(I'll leave the dirty throttling discussion to Johannes, because I'm not so
familiar with that code or its history.)
Michal Hocko writes:
> The main problem I see with that approach is that the loop could easily
> lead to reclaim unfairness when a heavy producer which doesn't leave the
> kernel (e.g. a large read/write call) can keep a different task doing
> all the reclaim work. The loop is effectivelly unbound when there is a
> reclaim progress and so the return to the userspace is by no means
> proportional to the requested memory/charge.
It's not unbound when there is reclaim progress, it stops when we are within
the memory.high throttling grace period. Right after reclaim, we check if
penalty_jiffies is less than 10ms, and abort and further reclaim or
allocator throttling:
Just imagine that you have parallel producers increasing the high limit
excess while somebody reclaims those. Sure in practice the loop will be
bounded but the reclaimer might perform much more work on behalf of
other tasks.
A cgroup is a unit and breaking it down into "reclaim fairness" for individual
tasks like this seems suspect to me. For example, if one task in a cgroup is
leaking unreclaimable memory like crazy, everyone in that cgroup is going to be
penalised by allocator throttling as a result, even if they aren't
"responsible" for that reclaim.
So the options here are as follows when a cgroup is over memory.high and a
single reclaim isn't enough:
1. Decline further reclaim. Instead, throttle for up to 2 seconds.
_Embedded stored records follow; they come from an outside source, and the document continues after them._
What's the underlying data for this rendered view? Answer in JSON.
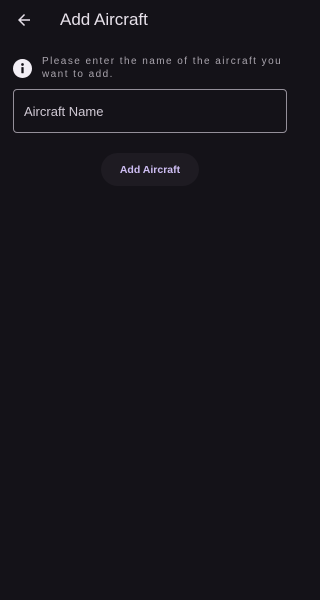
{
  "header": {
    "title": "Add Aircraft"
  },
  "icons": {
    "back": "arrow-back-icon",
    "info": "info-icon"
  },
  "info": {
    "message": "Please enter the name of the aircraft you want to add."
  },
  "form": {
    "aircraft_name": {
      "value": "",
      "placeholder": "Aircraft Name"
    },
    "submit_label": "Add Aircraft"
  },
  "colors": {
    "background": "#141218",
    "text": "#e6e0e9",
    "muted_text": "#a9a4ad",
    "outline": "#948f99",
    "button_bg": "#1e1b22",
    "accent": "#cdbdf2"
  }
}
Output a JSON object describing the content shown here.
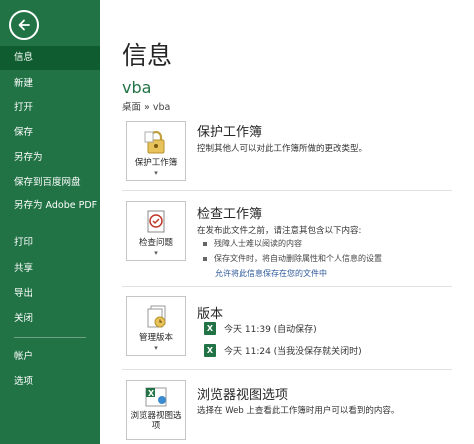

2. Keep on reclaiming. Only throttle if we can't get back under memory.high.
The outcome of your suggestion to decline further reclaim is case #1, which is
significantly more practically "unfair" to that task. Throttling is extremely
disruptive to tasks and should be a last resort when we've exhausted all other
practical options. It shouldn't be something you get just because you didn't
try to reclaim hard enough.